Waarom ik zo’n bloedhekel heb aan dat woord? Ik denk dat het komt door een klein trauma uit mijn kinderjaren. In het huis van mijn grootouders hing zo’n kader aan de muur met de woorden: ‘God ziet mij. Hier vloekt men niet.’ Met een alziend oog dat me bleef aanstaren. Ik voelde me nooit op mijn gemak in de buurt van dat oog. Dat ik als kind af en toe vloekte, hielp ook al niet.
foto: Kotomi_ (Flickr) met aanpassingen
‘Men’ is overal
Dat ongemakkelijke gevoel is me blijven achtervolgen telkens als ik ‘men’ lees. En dat gebeurt vaak, veel te vaak. Je houdt het niet voor mogelijk, maar ik zag het zelfs onlangs opduiken in een recept voor visfumet:
Onderaan de kookpot legt men (!) een gedeelte van de ui en de bleekselder, eventueel citroenplakjes en champignonafval.

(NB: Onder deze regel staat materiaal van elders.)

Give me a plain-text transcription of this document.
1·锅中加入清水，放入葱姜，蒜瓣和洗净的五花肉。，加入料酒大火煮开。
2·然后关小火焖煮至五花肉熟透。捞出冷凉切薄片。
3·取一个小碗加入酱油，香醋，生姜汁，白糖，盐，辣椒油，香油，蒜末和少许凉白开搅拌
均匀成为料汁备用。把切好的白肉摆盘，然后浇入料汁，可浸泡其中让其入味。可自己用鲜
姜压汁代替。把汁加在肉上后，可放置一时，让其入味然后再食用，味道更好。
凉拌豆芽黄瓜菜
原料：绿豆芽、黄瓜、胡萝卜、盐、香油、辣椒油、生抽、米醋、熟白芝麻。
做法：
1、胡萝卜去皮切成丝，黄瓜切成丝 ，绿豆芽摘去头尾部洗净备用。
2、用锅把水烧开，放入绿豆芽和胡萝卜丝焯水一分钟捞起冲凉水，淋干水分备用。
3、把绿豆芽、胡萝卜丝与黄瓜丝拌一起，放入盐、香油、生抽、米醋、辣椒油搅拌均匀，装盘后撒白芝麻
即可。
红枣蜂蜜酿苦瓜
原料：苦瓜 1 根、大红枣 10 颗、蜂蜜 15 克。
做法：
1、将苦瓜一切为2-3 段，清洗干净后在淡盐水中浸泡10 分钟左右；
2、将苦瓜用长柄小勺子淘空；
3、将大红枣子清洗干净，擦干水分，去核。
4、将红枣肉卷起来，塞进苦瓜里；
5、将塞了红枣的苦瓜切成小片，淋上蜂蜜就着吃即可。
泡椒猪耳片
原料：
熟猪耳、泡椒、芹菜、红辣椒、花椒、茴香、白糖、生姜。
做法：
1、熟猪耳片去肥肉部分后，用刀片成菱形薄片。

Daarop legt men (!!) de visgraten.
Daarboven legt men (!!!) de rest van de ui en bleekselder.
Drie keer in drie opeenvolgende zinnen. Dat was er te veel aan. Ik rende vloekend de keuken uit. God keek toen gelukkig de andere kant uit.
In spreektaal
Helemaal over mijn nek ga ik als iemand ‘men’ gebruikt in de spreektaal. ‘Heeft men er ooit bij stilgestaan dat ...’, ‘men zou beter …’, ‘men is de mening toegedaan dat …’. Mijn plan: ik lig met mijn weg-met-men-spandoek op de loer. In supermarkten, parken en bermen. Als ik iemand ‘men’ hoor gebruiken, dan ga ik erachteraan. Zei ik al dat het gedaan moet zijn met ‘men’?
Middeleeuws
Kunnen we het er dus over eens zijn? ‘Men’ klinkt middeleeuws, en het is heel vaag en onpersoonlijk. Want wie is ‘men’? Dat weet God alleen.
Het goede nieuws is: ‘men’ kan je heel makkelijk vervangen. Door ‘je’ bijvoorbeeld.
Onderaan de kookpot leg je een gedeelte van de ui en de bleekselder, en eventueel citroenplakjes en champignonafval.
Of nog beter:
Leg onderaan de pot een deel van de ui en de bleekselder, en eventueel citroenplakjes en champignonafval.
Of vervang het door ‘ik’ of ‘we’, zoals in: ‘God ziet mij, hier vloek ik niet.’
‘Men’ is dood! Lang leve ‘jij’, ‘ik’ en ‘wij’!